Maxime Belouet

Personal information
- Full name: Maxime Eric Rogers
- Date of birth: 11 August 1986 (age 40)
- Place of birth: Orléans, France
- Height: 1.83 m (6 ft 0 in)
- Position: Attacking midfielder

Youth career
- 2002–2004: Amiens SC
- 2004–2005: Angers SCO
- 2005–2006: AS Beauvais Oise

Senior career*
- Years: Team / Apps / (Gls)
- 2006–2007: Vannes OC / 8 / (0)
- 2007–2008: US Roye-Noyon / 30 / (15)
- 2008–2011: US Orléans / 47 / (17)
- 2011–2012: Étoile / 30 / (9)
- 2012: Salgaocar / 10 / (0)
- 2013–2014: Sheikh Russel / 3 / (2)
- 2014–2015: Fanja SC / 14 / (1)

= Maxime Belouet =

French footballer (born 1986)

Maxime Belouet (born 11 August 1986) is a French footballer.

==Style of play==
Maxime plays as an attacking midfielder and playmaker and ha been noted for vision and passing skills.

==Personal life==
Maxime is a supporter of Olympique de Marseille.
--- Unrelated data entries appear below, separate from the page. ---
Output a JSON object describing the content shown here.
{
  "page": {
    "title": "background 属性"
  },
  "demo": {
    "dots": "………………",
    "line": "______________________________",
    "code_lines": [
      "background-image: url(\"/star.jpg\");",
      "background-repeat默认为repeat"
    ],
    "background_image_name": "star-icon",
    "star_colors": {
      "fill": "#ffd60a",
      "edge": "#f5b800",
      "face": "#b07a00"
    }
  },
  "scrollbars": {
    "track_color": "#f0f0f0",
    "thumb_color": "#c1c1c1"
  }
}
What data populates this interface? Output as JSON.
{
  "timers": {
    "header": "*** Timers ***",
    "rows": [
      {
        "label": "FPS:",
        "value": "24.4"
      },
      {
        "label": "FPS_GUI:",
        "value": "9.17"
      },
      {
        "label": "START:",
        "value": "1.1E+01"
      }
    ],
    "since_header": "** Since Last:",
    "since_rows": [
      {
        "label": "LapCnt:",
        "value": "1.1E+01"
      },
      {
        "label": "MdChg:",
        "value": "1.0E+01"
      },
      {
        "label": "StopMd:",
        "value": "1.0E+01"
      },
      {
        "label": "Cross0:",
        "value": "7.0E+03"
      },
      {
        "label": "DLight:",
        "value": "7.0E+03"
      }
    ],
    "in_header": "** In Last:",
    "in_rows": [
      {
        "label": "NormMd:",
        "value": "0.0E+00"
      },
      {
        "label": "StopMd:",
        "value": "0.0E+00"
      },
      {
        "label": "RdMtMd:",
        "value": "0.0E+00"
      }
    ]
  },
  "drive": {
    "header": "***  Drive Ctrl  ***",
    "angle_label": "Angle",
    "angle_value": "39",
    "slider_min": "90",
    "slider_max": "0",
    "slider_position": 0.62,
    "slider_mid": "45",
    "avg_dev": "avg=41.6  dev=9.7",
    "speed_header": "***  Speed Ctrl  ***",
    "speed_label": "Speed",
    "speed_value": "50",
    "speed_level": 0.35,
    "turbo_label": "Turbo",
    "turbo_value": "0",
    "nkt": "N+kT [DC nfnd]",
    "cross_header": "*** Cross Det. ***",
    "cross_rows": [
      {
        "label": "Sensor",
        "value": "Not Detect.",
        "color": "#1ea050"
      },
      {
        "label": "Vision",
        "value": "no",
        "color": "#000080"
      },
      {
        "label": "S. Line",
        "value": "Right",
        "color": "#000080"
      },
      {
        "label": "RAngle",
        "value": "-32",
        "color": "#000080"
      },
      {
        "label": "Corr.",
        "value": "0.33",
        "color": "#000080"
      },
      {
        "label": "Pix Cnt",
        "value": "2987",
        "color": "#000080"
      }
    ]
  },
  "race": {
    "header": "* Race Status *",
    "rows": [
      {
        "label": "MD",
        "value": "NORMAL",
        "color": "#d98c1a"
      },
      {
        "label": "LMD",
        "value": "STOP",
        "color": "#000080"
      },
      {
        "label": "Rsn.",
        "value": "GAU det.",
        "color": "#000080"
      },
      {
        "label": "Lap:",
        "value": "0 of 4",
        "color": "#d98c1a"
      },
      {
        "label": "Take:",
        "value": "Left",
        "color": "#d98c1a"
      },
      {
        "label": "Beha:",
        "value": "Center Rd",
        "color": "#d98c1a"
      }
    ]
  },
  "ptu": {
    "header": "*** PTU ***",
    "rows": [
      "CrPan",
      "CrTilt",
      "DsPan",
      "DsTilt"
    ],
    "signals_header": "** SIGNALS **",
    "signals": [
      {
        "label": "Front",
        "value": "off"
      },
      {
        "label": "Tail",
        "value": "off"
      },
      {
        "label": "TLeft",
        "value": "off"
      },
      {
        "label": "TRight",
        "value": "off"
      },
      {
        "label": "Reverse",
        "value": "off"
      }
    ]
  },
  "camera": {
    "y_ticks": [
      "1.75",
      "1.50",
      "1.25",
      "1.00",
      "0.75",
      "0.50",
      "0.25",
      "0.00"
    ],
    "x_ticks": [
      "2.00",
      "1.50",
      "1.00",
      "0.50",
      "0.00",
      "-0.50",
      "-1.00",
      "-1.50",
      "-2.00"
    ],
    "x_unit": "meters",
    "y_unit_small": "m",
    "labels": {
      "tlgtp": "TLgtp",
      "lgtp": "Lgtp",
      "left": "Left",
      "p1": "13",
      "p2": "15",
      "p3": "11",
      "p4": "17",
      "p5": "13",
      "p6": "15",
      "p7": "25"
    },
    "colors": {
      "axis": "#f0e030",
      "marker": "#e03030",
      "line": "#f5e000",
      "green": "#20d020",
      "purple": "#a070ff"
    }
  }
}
He listens to rap music and enjoys to have Pasta.

==Club career==

===France===
Maxime started playing for the youth team of current Championnat National team Amiens SC in 2002. He then played in top level of French youth football representing different clubs like Angers SCO(currently plays in Ligue 2), AS Beauvais Oise. In 2006, he began his professional career after signing with Championnat National side Vannes OC. He then moved to US Roye-Noyon in the 2007–2008 season where he had a good stint after scoring 15 goals in 30 appearances. In the next season he signed for US Orléans (currently plays in Championnat National), his hometown club and he played there for the next three seasons.

===Singapore===
Maxime first moved out of France in 2011 to Singapore to play for the S.League club Étoile FC. He made his debut in the opening round match of the 2011 S.League season in which they won 2–0 over Geylang United, with Maxime opening the scoring in the 39th minute. He was part of the team which secured fifth place for Étoile FC in the 2011 S.League. At the end of 2011 S.League, Étoile FC pulled out from the S.League, making him a free player. He was also selected in the S.League All Stars team for a charity match to support earthquake victims of Japan.

===India===
On 14 February 2012, Salgaocar SC, the I-League club, announced the signing of Maxime Belouet as their fourth Foreign Visa player and registered him for the 2012 AFC Cup and I-League. He was the first French footballer to ply his trade in India. He played both in the 2012–13 I-League and 2012 AFC Cup matches for the club where his performance was highly praised by football fans and critics and he was compared to be equally good to the famous Mohun Bagan A.C. player Jose Ramirez Barreto. He then got injured while playing against Al-Oruba SC of Oman in the 2012 AFC Cup. As a result, he had to go back to France to get the top treatment. He later recovered from the injury totally and became fit to play in the 2013–14 I-League season.

===Switzerland===
In August 2013, though he was under a contract with Salgaocar SC he moved to Switzerland to train with FC Montreux-Sports and also in order to find a new professional club. He played a few friendly matches for the Montreux-based club then playing in the 2. Liga Interregional, fourth division of the Swiss football league system.

===Bangladesh===
In September 2013, he moved to Bangladesh and signed a contract with Dhaka-based club Sheikh Russel KC. He played 3 matches in the 2013–14 Bangladesh Football Premier League and 2 in the 2013 Bangladesh Federation Cup. But later in the same season due to some disputes with the club management and some financial delays he decided to terminate his contract with the club.